GoldQuintessenceAndMyhrr Wed 05-Dec-12 13:42:43

He sounds like an idiot. Why would he want you to take a horrible surname that he was mocked for having? He is making excuses, he does not want to marry you.

I would not want to marry a man with such stupid and outdated opinions. "something of his was not good enough for you" what a knob. hmm

He can equally take your name.

BeataNoxPotter Wed 05-Dec-12 13:43:01

He needs to grow up.

It does sound like he is throwing excuse after excuse not to get married, i'm afraid.

Ephiny Wed 05-Dec-12 13:44:01

It sounds like an excuse to me too. I kept using my original name after marriage, and no one has ever 'mocked' DH for it. In fact (other than my mum) no one has ever even mentioned or commented on it. I don't imagine anyone particularly cares.

CockyPants Wed 05-Dec-12 13:44:14

Hmmm. I think surname thing is a smokescreen and he just doesn't want to marry you.
Sorry if this isn't what you want to hear.

Thistledew Wed 05-Dec-12 13:45:38

What would happen if you asked him to marry you? Would he actually say 'no' if you did not agree to take his name?

Pipsytwos Wed 05-Dec-12 13:46:32

I'm angry about him worrying about what other people think, he doesn't have anything to say when I explain how sexist it is. No traditional upbringing, he doesn't know his dad and didn't take his name. He's not even close to his family, in fact we don't see them ever.
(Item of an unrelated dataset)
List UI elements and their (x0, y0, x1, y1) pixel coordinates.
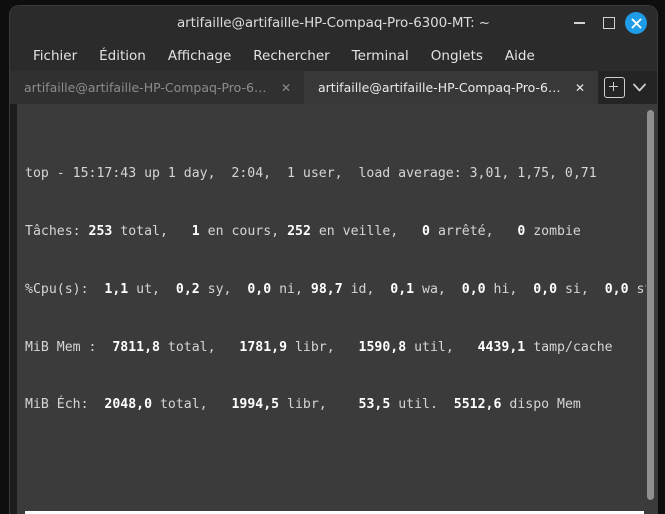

Me and my family are very close, there isn't a day that goes by where I don't speak to them. We both felt that our DD would have more of a 'family' background to her name from my side because of that..

ErikNorseman Wed 05-Dec-12 13:48:08

He sounds weak and sexist to me.

JugglingWithPossibilities Wed 05-Dec-12 13:48:08

Are you happy in the relationship otherwise Pipsy ?
I wouldn't be happy with this either sad
He sounds inflexible and overly worried about what others think IMHO

noddyholder Wed 05-Dec-12 13:48:24

Ho sounds threatened by you. 'wears the trousers' Really? It is 2012! He doesn't sound as evolved as you

DixieD Wed 05-Dec-12 13:48:53

Hmmm. It could be an excuse not to get married or it could be that he regrets agreeing to name your daughter your name. It may be that people are taking the piss out of him over that (this is something like my DHs immature mates would slag each other over), or perhaps his family aren't impressed? Now hes rethinking the decision and deciding to dig his heels in so people will still think he wears the trousers!
<rolls eyes> <shakes head>

Narked Wed 05-Dec-12 13:48:58

It sounds like an excuse. The only possible reason I could think of for him genuinely being upset by the name thing is if people have made comments to him about your DD not taking his surname in the past three months. It's unlikely though.